Depuis ce tragique événement, la Fédération française de rugby a lancé une enquête interne pour comprendre comment un tel drame avait pu avoir lieu. Dans un communiqué publié ce jeudi, la FFR, après avoir recueilli les témoignages du staff et de certains joueurs, a livré les conclusions de cette enquête.

La dangerosité du site pas considérée

Cinq points importants sont notamment mis en avant dans cette enquête de la Fédération française de rugby :

  • « La décision d’organiser une séance de récupération dans l’eau sur la plage de Dias Beach a été prise sans considérer la dangerosité du site, en particulier celle liée aux rip currents (courants d’arrachement), aux vagues et aux rochers. »
  • « La FFR s’interroge en outre sur le processus décisionnel ayant conduit à la tenue de cette séance, alors que les risques liés à la plage de Dias Beach ont pu être perçus au moins par un conseiller technique sportif, en amont de la séance, sans pour autant l’avoir annulée. »
  • « Une fois sur place, les panneaux d’avertissement sur la dangerosité du site n’auraient pas été pris en compte, ce qui apparaît particulièrement critiquable au vu des conséquences dramatiques qui en ont résulté. »
  • « La FFR observe que le déroulement et l’encadrement de la séance semblent avoir été mal maîtrisés, faute notamment de consignes claires d’encadrement données aux membres du staff et aux joueurs. »
  • « La FFR s’interroge sur le fait de savoir si une tentative de porter secours à Medhi Narjissi à l’aide de la bouée de sauvetage à disposition aurait pu être envisagée ou si les membres de l’encadrement auraient pu entreprendre directement une quelconque action de secours. Dans la négative, cette circonstance semble confirmer que les conditions en mer étaient particulièrement dangereuses. »

Des mesures contre le personnel encadrant

La Fédération française de rugby s’en remet ensuite au ministère des Sports, « qui exerce le pouvoir hiérarchique et disciplinaire sur les conseillers techniques sportifs présents ». Elle le sollicitera pour « qu’il mette fin, sans préavis, aux affectations auprès de lui, des conseillers techniques sportifs en responsabilité lors de ce déplacement, en raison de la rupture de confiance qui résulte, à ce stade, des faits relatés dans ce rapport ».
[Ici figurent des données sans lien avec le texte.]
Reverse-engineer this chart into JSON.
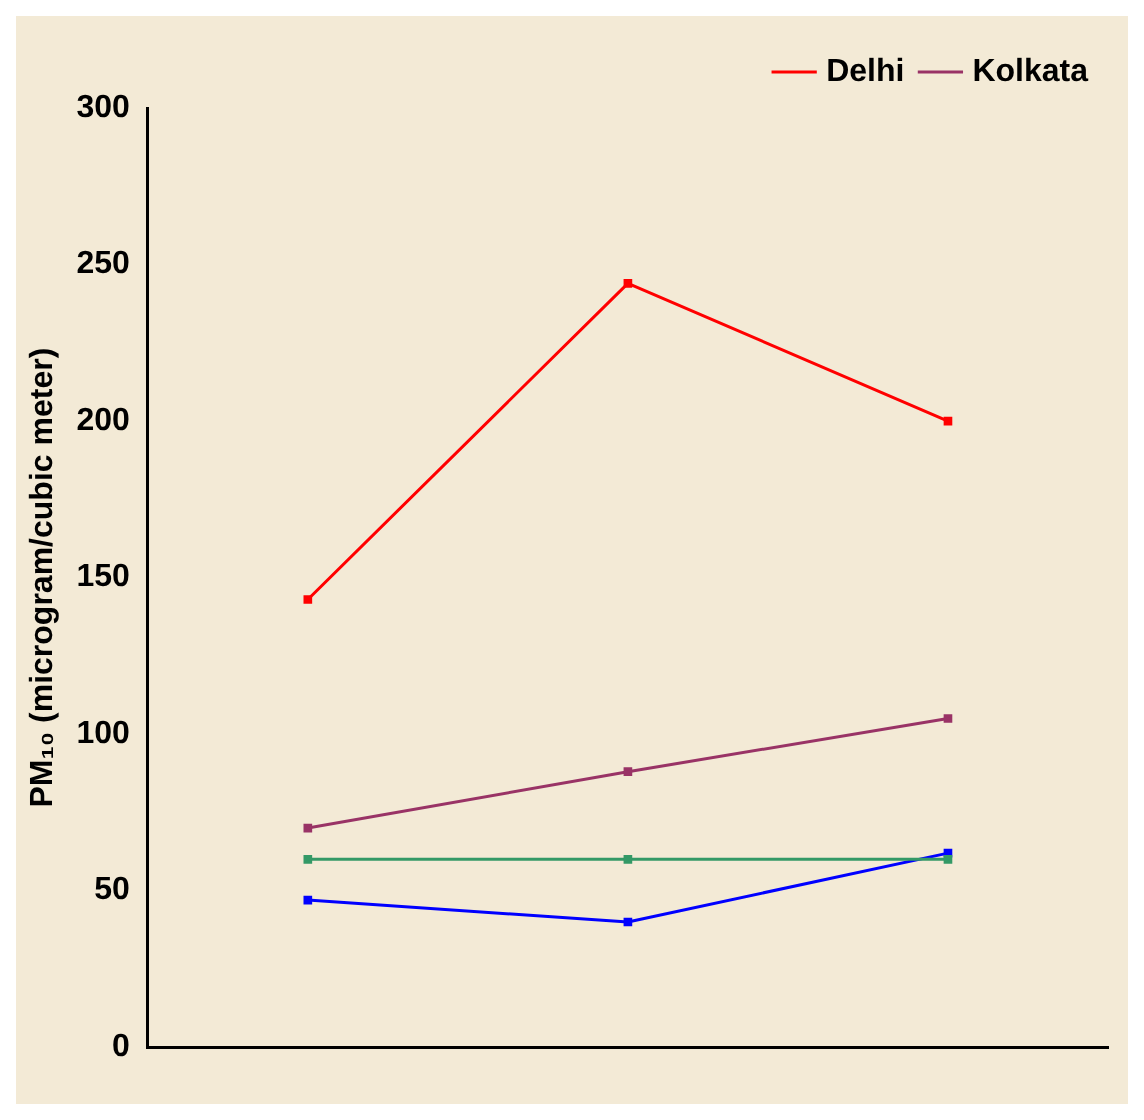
{
  "chart_data": {
    "type": "line",
    "ylabel": "PM₁₀ (microgram/cubic meter)",
    "categories": [
      null,
      null,
      null
    ],
    "series": [
      {
        "name": "Delhi",
        "color": "#ff0000",
        "values": [
          143,
          244,
          200
        ]
      },
      {
        "name": "Kolkata",
        "color": "#993366",
        "values": [
          70,
          88,
          105
        ]
      },
      {
        "color": "#339966",
        "values": [
          60,
          60,
          60
        ]
      },
      {
        "color": "#0000ff",
        "values": [
          47,
          40,
          62
        ]
      }
    ],
    "ylim": [
      0,
      300
    ],
    "yticks": [
      0,
      50,
      100,
      150,
      200,
      250,
      300
    ],
    "grid": false,
    "legend": "top right",
    "marker": "square",
    "line_style": "solid"
  }
}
Par ailleurs, la FFR va instruire « dans le cadre juridique approprié, l’opportunité de prendre des mesures à l’encontre des autres personnes ayant encadré l’équipe de France U18, quel que soit leur statut (CTS, salarié, bénévole ou prestataire) » et mènera « une profonde réflexion, dans la limite de ses compétences réglementaires, relative à la simplification des chaînes de commandement des équipes de France, aux conditions d’encadrement des équipes de France et à la maîtrise de procédures d’urgence appropriées en cas d’accident ».